Institute of Biomedical Engineering, Chinese Academy of Medical Sciences & Peking Union Medical College, Tianjin, China.
Engineering Research Center of Pulmonary and Critical Care Medicine Technology and Device Ministry of Education, Chinese Academy of Medical Sciences & Peking Union Medical College, Tianjin, China.
Sci Rep. 2024 Apr 16;14(1):8731. doi: 10.1038/s41598-024-59474-w.

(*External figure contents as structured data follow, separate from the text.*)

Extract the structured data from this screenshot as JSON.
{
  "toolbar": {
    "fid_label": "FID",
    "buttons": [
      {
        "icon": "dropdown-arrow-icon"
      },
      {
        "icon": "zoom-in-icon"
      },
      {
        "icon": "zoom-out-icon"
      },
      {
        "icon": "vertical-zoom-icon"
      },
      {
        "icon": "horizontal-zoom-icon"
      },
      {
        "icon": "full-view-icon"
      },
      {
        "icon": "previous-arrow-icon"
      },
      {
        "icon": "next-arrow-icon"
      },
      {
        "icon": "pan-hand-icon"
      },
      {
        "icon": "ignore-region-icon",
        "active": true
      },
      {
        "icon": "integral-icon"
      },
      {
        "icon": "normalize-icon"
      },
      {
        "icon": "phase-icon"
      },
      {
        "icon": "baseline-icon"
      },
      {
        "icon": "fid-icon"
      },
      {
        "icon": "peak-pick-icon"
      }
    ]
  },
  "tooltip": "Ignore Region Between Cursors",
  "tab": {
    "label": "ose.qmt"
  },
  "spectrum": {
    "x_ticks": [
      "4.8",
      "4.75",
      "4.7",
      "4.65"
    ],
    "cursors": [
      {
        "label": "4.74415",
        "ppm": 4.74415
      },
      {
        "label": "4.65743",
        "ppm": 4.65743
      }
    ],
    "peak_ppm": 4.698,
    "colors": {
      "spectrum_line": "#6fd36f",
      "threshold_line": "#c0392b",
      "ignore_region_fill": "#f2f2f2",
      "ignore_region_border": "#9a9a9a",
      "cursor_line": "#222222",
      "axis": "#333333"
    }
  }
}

Early diagnosis of lung cancer (LC) can significantly reduce its mortality rate. Considering the limitations of the high false positive rate and reliance on radiologists' experience in computed tomography (CT)-based diagnosis, a multi-modal early LC screening model that combines radiology with other non-invasive, rapid detection methods is warranted. A high-resolution, multi-modal, and low-differentiation LC screening strategy named ensemble text and breath analysis (ETBA) is proposed that ensembles radiology report text analysis and breath analysis. In total, 231 samples (140 LC patients and 91 benign lesions [BL] patients) were screened using proton transfer reaction-time of flight-mass spectrometry and CT screening. Participants were randomly assigned to a training set and a validation set (4:1) with stratification. The report section of the radiology reports was used to train a text analysis (TA) model with a natural language processing algorithm. Twenty-two volatile organic compounds (VOCs) in the exhaled breath and the prediction results of the TA model were used as predictors to develop the ETBA model using an extreme gradient boosting algorithm. A breath analysis model was developed based on the 22 VOCs. The BA and TA models were compared with the ETBA model. The ETBA model achieved a sensitivity of 94.3%, a specificity of 77.3%, and an accuracy of 87.7% with the validation set. The radiologist diagnosis performance with the validation set had a sensitivity of 74.3%, a specificity of 59.1%, and an accuracy of 68.1%. High sensitivity and specificity were obtained by the ETBA model compared with radiologist diagnosis. The ETBA model has the potential to provide sensitivity and specificity in CT screening of LC. This approach is rapid, non-invasive, multi-dimensional, and accurate for LC and BL diagnosis.
早期诊断肺癌(LC)可以显著降低其死亡率。考虑到基于计算机断层扫描(CT)的诊断中假阳性率高和依赖放射科医生经验的局限性,有必要结合放射学与其他非侵入性、快速检测方法建立多模态早期 LC 筛查模型。提出了一种名为集成文本和呼吸分析(ETBA)的高分辨率、多模态和低分化 LC 筛查策略,它集成了放射学报告文本分析和呼吸分析。使用质子转移反应-飞行时间-质谱和 CT 筛查共对 231 个样本(140 例 LC 患者和 91 例良性病变[BL]患者)进行了筛选。参与者通过分层随机分配到训练集和验证集(4:1)。利用自然语言处理算法对放射学报告的报告部分进行训练,以建立文本分析(TA)模型。将 22 种呼出气中的挥发性有机化合物(VOC)和 TA 模型的预测结果作为预测因子,利用极端梯度增强算法开发 ETBA 模型。基于 22 种 VOC 建立了呼吸分析模型。比较了 BA 和 TA 模型与 ETBA 模型。ETBA 模型在验证集上的灵敏度为 94.3%,特异性为 77.3%,准确性为 87.7%。验证集上的放射科医生诊断性能的灵敏度为 74.3%,特异性为 59.1%,准确性为 68.1%。与放射科医生诊断相比,ETBA 模型具有较高的灵敏度和特异性。ETBA 模型有可能在 LC 的 CT 筛查中提供灵敏度和特异性。这种方法快速、非侵入性、多维且对 LC 和 BL 的诊断准确。